Your new fish have been home with you for one week, your fish have been eating and making a mess. We’d like to see you and a 250ml sample of your aquarium water for a water test, to see how well your Aquarium is dealing with waste.
– Come in store for a Water Test.
– When you get home, do a 40% Water Change. Turn your filter and heater turned off, and keep your fish in the Aquarium for this. Use your Gravel Syphon to drain water into a bucket or drain. Lower and raise (vertically, do not stir) the siphon into your gravel. When you raise the siphon gravel will fall back down (gravity) and water and waste will continue to siphon. This first time, you may not see much waste draining out, although this is practice for future water changes. De-chlorinate your 40% empty aquarium with your water conditioner, add a dose to treat the entire aquariums capacity, then add a dose of salt for the water removed only, and begin filling with tap water.

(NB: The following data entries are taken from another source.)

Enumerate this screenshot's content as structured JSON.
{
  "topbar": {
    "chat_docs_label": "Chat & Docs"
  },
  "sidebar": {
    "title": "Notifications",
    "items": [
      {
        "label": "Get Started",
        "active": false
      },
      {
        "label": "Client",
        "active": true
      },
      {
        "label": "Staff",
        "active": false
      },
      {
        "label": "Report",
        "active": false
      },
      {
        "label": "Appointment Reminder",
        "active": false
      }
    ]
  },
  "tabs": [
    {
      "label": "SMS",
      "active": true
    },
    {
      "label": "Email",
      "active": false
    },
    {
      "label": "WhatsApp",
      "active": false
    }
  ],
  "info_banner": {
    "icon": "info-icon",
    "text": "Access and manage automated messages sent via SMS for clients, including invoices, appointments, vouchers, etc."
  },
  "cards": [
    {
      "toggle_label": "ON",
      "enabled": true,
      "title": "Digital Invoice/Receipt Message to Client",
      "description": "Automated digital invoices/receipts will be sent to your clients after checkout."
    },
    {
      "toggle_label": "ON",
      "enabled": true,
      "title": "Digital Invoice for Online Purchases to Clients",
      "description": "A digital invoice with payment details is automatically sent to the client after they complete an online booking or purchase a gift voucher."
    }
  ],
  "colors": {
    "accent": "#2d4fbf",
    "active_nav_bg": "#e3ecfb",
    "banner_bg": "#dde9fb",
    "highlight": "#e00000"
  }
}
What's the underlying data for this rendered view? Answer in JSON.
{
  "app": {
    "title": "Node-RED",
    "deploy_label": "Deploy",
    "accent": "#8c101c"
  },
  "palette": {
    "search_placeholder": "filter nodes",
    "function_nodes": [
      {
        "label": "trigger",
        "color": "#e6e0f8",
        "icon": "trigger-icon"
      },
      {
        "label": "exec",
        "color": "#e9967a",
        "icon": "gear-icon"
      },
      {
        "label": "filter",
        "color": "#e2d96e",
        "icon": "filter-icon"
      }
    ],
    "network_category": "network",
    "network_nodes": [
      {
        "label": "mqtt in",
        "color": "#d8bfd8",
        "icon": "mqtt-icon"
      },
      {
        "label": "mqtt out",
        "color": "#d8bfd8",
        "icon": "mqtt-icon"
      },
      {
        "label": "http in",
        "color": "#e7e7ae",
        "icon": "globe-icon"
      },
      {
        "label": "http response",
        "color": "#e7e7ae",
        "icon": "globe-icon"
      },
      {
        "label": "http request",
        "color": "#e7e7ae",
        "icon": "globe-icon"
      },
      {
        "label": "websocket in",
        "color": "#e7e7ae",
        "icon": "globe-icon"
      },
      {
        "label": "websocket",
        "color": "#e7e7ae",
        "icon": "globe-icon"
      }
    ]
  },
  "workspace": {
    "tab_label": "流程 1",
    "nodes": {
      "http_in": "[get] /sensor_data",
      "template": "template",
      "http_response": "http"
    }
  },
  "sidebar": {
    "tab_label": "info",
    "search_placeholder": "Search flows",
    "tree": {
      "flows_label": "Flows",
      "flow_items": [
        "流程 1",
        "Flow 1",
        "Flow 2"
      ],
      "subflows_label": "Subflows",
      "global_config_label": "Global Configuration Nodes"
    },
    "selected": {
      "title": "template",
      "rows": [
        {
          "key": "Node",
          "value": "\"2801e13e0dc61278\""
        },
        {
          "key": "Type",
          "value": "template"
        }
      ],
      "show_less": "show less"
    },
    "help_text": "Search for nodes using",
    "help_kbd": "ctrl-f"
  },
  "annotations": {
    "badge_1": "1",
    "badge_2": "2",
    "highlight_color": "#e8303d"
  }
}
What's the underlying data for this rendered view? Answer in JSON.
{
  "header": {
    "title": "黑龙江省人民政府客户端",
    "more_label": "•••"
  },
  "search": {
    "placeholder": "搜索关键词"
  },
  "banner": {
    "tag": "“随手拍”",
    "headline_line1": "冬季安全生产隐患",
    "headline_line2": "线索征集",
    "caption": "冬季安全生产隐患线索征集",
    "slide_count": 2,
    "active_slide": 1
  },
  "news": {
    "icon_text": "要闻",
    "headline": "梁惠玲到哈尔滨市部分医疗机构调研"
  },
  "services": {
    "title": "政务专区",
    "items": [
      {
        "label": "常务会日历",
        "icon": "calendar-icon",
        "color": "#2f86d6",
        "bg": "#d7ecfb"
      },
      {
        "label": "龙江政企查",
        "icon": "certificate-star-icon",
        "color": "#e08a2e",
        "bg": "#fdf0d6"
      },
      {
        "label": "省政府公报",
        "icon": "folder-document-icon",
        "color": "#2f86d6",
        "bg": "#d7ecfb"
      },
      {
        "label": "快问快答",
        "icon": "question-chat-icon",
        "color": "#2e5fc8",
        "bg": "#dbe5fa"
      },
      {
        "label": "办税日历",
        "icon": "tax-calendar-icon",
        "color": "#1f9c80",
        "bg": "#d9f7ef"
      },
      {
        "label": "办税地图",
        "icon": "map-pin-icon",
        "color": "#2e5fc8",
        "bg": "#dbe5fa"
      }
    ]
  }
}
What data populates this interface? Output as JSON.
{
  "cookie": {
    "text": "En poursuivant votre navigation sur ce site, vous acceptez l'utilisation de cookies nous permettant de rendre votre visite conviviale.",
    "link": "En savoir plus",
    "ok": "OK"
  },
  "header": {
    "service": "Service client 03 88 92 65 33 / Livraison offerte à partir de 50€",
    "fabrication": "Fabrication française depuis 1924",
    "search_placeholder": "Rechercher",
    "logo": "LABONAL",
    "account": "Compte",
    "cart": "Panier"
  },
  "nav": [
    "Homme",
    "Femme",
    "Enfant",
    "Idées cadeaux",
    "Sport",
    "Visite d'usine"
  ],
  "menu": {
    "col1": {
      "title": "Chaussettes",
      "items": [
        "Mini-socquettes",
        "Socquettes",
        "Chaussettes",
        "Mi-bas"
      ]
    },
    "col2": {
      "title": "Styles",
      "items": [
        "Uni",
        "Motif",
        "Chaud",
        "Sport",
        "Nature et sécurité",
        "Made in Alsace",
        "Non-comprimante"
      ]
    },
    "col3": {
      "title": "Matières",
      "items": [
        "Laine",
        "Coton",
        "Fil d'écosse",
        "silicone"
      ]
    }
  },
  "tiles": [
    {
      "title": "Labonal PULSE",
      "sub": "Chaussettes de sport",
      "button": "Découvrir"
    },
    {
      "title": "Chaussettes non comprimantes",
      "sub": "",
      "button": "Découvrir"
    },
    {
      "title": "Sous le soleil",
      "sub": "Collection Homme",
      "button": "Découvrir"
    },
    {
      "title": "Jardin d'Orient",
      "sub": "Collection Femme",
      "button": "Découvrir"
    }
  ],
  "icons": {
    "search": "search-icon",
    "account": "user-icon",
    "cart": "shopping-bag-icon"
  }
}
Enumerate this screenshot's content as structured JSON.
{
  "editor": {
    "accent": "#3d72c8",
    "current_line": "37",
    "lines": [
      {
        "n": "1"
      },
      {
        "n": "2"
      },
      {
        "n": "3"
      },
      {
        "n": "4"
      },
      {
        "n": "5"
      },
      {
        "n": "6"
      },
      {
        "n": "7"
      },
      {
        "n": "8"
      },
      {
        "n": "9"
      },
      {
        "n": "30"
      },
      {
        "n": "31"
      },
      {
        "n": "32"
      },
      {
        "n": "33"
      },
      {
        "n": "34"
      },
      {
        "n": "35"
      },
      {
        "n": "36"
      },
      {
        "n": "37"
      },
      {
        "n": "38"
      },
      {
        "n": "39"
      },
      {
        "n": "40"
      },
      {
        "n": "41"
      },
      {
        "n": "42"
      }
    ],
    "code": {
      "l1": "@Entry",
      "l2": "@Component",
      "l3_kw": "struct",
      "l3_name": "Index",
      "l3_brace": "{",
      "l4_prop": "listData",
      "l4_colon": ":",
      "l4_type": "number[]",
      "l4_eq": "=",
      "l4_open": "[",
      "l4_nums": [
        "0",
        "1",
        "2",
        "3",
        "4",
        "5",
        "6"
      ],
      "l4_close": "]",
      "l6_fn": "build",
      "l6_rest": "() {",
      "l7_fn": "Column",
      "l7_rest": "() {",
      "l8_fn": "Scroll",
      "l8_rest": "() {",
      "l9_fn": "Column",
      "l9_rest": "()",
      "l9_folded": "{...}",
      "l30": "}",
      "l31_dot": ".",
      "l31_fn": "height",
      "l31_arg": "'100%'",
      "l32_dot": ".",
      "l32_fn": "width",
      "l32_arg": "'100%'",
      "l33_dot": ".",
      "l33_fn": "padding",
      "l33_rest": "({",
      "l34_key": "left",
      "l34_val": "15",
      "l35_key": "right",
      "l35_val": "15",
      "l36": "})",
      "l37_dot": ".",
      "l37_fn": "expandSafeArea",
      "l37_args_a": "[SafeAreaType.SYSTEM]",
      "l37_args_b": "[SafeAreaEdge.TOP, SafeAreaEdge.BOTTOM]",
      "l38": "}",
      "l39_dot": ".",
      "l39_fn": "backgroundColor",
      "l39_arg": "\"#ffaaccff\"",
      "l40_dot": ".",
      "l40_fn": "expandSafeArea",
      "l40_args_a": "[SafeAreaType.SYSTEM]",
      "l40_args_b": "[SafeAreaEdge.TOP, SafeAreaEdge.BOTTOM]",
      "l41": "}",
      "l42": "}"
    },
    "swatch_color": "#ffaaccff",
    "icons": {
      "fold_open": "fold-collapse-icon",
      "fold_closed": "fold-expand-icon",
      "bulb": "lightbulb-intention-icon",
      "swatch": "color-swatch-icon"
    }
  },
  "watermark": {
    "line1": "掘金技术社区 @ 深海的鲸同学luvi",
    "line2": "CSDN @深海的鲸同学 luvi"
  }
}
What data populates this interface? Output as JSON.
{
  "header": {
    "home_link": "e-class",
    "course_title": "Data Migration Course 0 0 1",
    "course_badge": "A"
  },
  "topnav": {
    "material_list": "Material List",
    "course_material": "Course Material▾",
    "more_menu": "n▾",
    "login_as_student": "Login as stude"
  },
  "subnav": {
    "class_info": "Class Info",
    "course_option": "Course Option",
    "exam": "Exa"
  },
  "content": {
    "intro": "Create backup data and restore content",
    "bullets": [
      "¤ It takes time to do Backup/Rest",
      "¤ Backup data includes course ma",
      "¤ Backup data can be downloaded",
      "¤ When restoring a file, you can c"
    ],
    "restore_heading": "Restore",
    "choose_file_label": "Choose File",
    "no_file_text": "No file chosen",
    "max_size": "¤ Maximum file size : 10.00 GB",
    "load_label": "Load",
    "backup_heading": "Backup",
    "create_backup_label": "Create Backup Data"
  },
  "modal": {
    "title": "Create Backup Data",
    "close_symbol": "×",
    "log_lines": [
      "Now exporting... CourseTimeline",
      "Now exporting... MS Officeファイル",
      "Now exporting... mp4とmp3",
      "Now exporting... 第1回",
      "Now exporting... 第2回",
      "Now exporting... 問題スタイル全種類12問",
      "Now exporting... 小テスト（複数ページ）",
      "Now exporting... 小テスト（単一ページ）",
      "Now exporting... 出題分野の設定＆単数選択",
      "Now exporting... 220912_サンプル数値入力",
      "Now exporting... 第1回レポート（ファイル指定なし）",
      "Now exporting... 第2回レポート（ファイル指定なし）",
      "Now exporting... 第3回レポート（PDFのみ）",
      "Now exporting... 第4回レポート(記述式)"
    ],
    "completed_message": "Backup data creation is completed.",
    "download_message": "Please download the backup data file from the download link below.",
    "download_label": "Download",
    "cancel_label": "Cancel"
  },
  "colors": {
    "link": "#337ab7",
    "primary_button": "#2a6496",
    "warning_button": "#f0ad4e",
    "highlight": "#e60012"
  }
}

– Wait 2 hours before dosing bio-culture after a recent water change.
30-50% Water changes should occur once a fortnight, or weekly for very small aquariums. We’d like to see you fortnightly with a water test at least until your aquarium has fully cycled. After this, your aquarium should be well established, and you should test yourself (or with us in store) at least once every month or two, or more frequently when issues occur. At any sign of illness or odd behavior, please feel free to phone us, or come in store with a water sample and photos of your setup so we can do our best at resolving the issue.